Grilled Tri-Tip With Rosemary Glaze
For the dry rub
1 tablespoon ground black pepper
1 tablespoon mustard powder
1 tablespoon smoked paprika
1 tablespoon garlic powder
1 tablespoon onion powder
1 ½ tablespoon kosher salt
1 ½ pound tri tip roast
For the glaze
¾ cup light brown sugar
6 tablespoons butter
½ cup Worcestershire sauce
3 large sprigs rosemary
1. Combine dry rub ingredients in a small bowl and stir to combine.
2. Evenly coat the tri-tip with the dry rub and let rest at room temperature for 30 minutes.
3. In a small saucepan, bring glaze ingredients to a low boil over medium heat. 4. 4. Simmer for 3 minutes, stirring frequently.
5. Heat a charcoal or gas grill to the medium heat.

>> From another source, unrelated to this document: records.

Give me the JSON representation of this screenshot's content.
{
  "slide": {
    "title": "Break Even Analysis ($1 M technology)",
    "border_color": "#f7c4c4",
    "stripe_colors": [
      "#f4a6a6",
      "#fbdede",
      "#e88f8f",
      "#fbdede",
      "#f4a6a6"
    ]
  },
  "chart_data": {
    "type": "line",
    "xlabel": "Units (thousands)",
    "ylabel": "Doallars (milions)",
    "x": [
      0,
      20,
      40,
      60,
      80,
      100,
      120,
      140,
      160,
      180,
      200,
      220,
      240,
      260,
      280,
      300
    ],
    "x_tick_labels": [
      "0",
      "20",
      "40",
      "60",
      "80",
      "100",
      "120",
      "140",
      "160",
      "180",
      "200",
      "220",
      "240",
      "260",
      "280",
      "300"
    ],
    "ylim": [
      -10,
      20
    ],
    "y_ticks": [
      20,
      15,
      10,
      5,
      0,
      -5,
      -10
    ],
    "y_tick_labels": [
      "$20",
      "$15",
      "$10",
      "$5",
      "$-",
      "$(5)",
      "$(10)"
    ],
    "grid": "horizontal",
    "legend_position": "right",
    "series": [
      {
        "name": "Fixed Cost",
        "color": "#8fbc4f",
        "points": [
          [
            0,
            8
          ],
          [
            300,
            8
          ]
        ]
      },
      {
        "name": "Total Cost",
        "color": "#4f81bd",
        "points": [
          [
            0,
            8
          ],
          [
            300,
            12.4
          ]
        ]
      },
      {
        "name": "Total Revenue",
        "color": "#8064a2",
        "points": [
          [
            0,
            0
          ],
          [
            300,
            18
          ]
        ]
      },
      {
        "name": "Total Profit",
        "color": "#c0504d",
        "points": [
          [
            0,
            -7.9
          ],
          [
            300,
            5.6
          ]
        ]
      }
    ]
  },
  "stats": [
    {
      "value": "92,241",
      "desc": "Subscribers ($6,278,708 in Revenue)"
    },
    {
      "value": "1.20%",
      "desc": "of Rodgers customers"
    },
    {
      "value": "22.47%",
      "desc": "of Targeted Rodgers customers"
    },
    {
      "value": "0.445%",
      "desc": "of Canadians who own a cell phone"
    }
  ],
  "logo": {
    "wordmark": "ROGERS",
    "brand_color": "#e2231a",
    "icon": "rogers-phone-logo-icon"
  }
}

6. Grill steak for 4-5 minutes over direct heat, then flip and grill until internal temperature reaches 125°F (52°C) on a meat thermometer.
7. Brush the steak with the brown sugar glaze, then flip the steak and repeat. Do this until you’ve used up about half the glaze then remove meat from the grill.
8. Let the steak rest for 5 minutes, then slice into ½-inch strips against the grain.
9. Serve with remaining glaze on the side for drizzling or dipping.